SENTENCE VACATED; REMANDED FOR RESENTENCING.

John F. DeRosier, District Attorney Fourteenth Judicial District Carla S. Sigler Tara B. Hawkins Karen C. McLellan Assistant District Attorneys P. O. Box 3206 Lake Charles, LA 70602-3206 (337) 437-3400 COUNSEL FOR APPELLEE: State of Louisiana Edward J. Marquet Louisiana Appellate Project Post Office Box 53733 Lafayette, LA 70505-3733 (337) 237-6841 COUNSEL FOR DEFENDANT/APPELLANT: Gerald Brent Debarge GREMILLION, Judge.

Defendant, Gerald Brent Debarge, was charged with and convicted of

stalking as a result of sending letters to his victim. Defendant and the victim were

once married but eventually divorced. Because of Defendant’s harassing behavior,

the victim obtained a restraining order against him. Although the restraining order

prohibited Defendant from contacting the victim, he sent numerous letters to her.

According to the victim, receiving letters from Defendant was a recurring problem

that caused her great distress and fear. One letter in particular caused the victim to

believe that Defendant was threatening to show up at her door to take her and her

son.

Defendant was charged by grand jury indictment with one count of stalking,

a violation of La.R.S. 14:40.2(A). Defendant entered a plea of not guilty to the

charge. The State amended the indictment to change the date of the offense and to

add the initials of the victim. On that same date, Defendant informed the trial court

of his desire to represent himself. Defendant was allowed to represent himself;

however, during the trial Defendant announced his desire for an attorney but

refused the trial court’s offer to have Catherine Stagg sit with him during trial.

When Defendant lay down on the floor and refused to get up during trial, the trial

court recessed until the next day. The following day, Defendant stated that he was

ready to proceed with trial and again refused the trial court’s offer to have Stagg

assist him during trial. Thereafter, on January 10, 2014, the jury found Defendant

guilty as charged.

At Defendant’s request, Stagg represented him at sentencing on January 17,

2014. Due to Defendant’s unruly behavior, he was removed from the courtroom

before sentence was imposed. Pursuant to La.R.S. 14:40.2(A), the trial court found beyond a reasonable doubt that Defendant placed the victim in fear of death or

bodily injury by his continued harassment. Finding the maximum sentence

appropriate, the trial court sentenced Defendant to five years with the Department

of Public Safety and Corrections, to be served without benefit of probation, parole,

or suspension of sentence. Finally, the trial court issued a protective order against

Defendant and in favor of the victim for an indefinite period of time. Defendant’s

counsel waived any reconsideration of sentence.

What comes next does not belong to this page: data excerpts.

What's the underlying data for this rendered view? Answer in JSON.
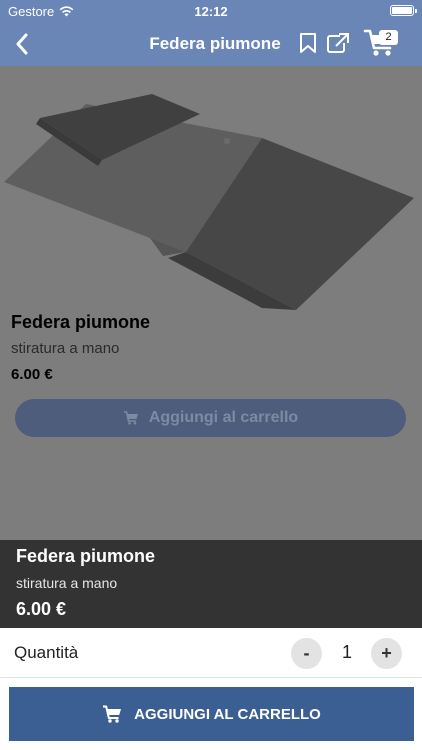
{
  "status_bar": {
    "carrier": "Gestore",
    "time": "12:12",
    "wifi_icon": "wifi-icon",
    "battery_icon": "battery-icon"
  },
  "nav": {
    "title": "Federa piumone",
    "back_icon": "chevron-left-icon",
    "bookmark_icon": "bookmark-icon",
    "share_icon": "share-external-icon",
    "cart_icon": "cart-icon",
    "cart_count": "2"
  },
  "product": {
    "name": "Federa piumone",
    "description": "stiratura a mano",
    "price": "6.00 €",
    "add_to_cart_label": "Aggiungi al carrello"
  },
  "summary": {
    "name": "Federa piumone",
    "description": "stiratura a mano",
    "price": "6.00 €"
  },
  "quantity": {
    "label": "Quantità",
    "value": "1",
    "decrement": "-",
    "increment": "+"
  },
  "action": {
    "label": "AGGIUNGI AL CARRELLO"
  },
  "colors": {
    "nav": "#6a86b6",
    "overlay": "#7d7d7d",
    "info_strip": "#333333",
    "primary": "#3c5f93"
  }
}
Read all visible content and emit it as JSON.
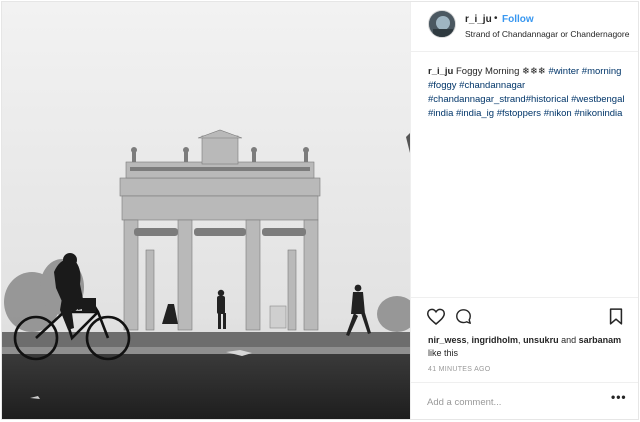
{
  "post": {
    "username": "r_i_ju",
    "separator": "•",
    "follow_label": "Follow",
    "location": "Strand of Chandannagar or Chandernagore",
    "caption": {
      "author": "r_i_ju",
      "text": "Foggy Morning ❄❄❄",
      "hashtags": [
        "#winter",
        "#morning",
        "#foggy",
        "#chandannagar",
        "#chandannagar_strand#historical",
        "#westbengal",
        "#india",
        "#india_ig",
        "#fstoppers",
        "#nikon",
        "#nikonindia"
      ]
    },
    "likes": {
      "names": [
        "nir_wess",
        "ingridholm",
        "unsukru"
      ],
      "last_name": "sarbanam",
      "and_label": "and",
      "suffix": "like this"
    },
    "time_ago": "41 MINUTES AGO",
    "comment_placeholder": "Add a comment...",
    "more_label": "•••"
  },
  "icons": {
    "like": "heart-icon",
    "comment": "comment-bubble-icon",
    "save": "bookmark-icon",
    "options": "more-options-icon"
  },
  "colors": {
    "link_blue": "#3897f0",
    "hashtag": "#003569",
    "muted": "#999999",
    "text": "#262626"
  }
}
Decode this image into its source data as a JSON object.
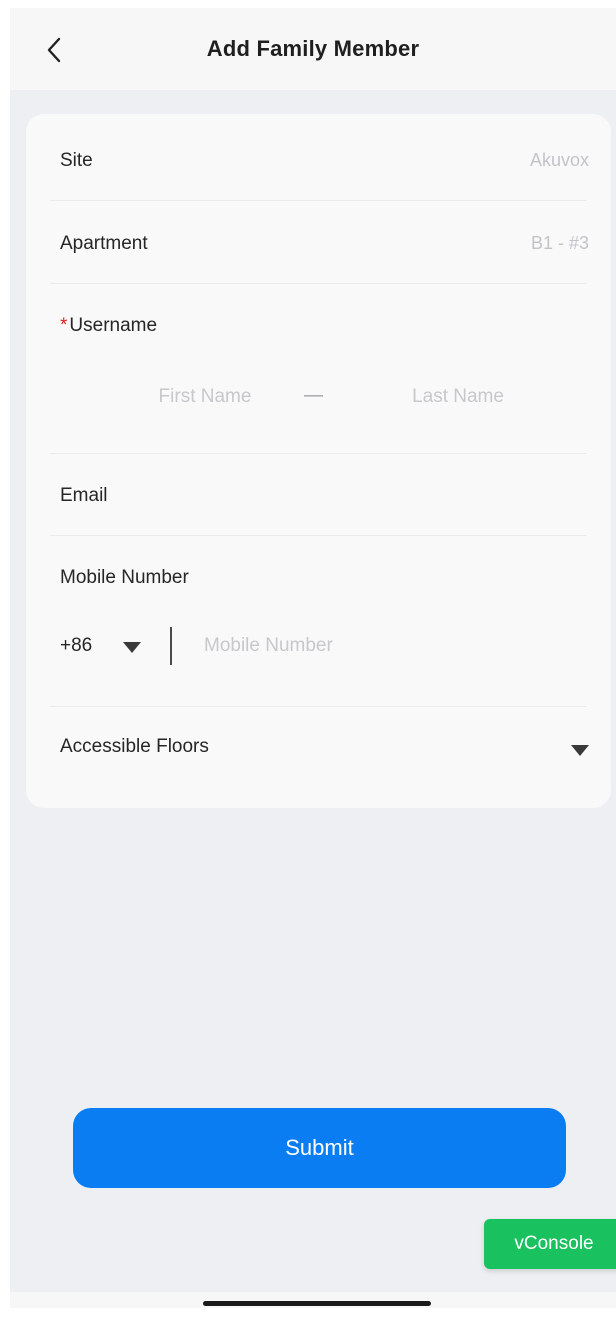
{
  "header": {
    "title": "Add Family Member",
    "back_icon": "chevron-left-icon"
  },
  "form": {
    "site": {
      "label": "Site",
      "value": "Akuvox"
    },
    "apartment": {
      "label": "Apartment",
      "value": "B1 - #3"
    },
    "username": {
      "required_mark": "*",
      "label": "Username",
      "first_name_placeholder": "First Name",
      "separator": "—",
      "last_name_placeholder": "Last Name"
    },
    "email": {
      "label": "Email"
    },
    "mobile": {
      "label": "Mobile Number",
      "country_code": "+86",
      "placeholder": "Mobile Number"
    },
    "accessible_floors": {
      "label": "Accessible Floors"
    }
  },
  "actions": {
    "submit_label": "Submit",
    "vconsole_label": "vConsole"
  },
  "colors": {
    "primary": "#0a7df3",
    "vconsole": "#19c15f",
    "required": "#e02020",
    "background": "#eeeff3"
  }
}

Defendant appeals alleging one assignment of error. However, we pretermit

consideration of Defendant’s assignment of error because an error patent in

Defendant’s sentencing requires that his sentence be vacated and the case

remanded for resentencing.

ERRORS PATENT

In accordance with La.Code Crim.P. art. 920, all appeals are reviewed for

errors patent on the face of the record. We find there was an error patent.

Defendant was removed from the courtroom because of disruptive behavior before

his sentence was pronounced by the trial court.

Louisiana Code of Criminal Procedure Article 835 provides:

In felony cases the defendant shall always be present when sentence is pronounced. In misdemeanor cases the defendant shall be present when sentence is pronounced, unless excused by the court. If a sentence is improperly pronounced in the defendant’s absence, he shall be resentenced when his presence is secured.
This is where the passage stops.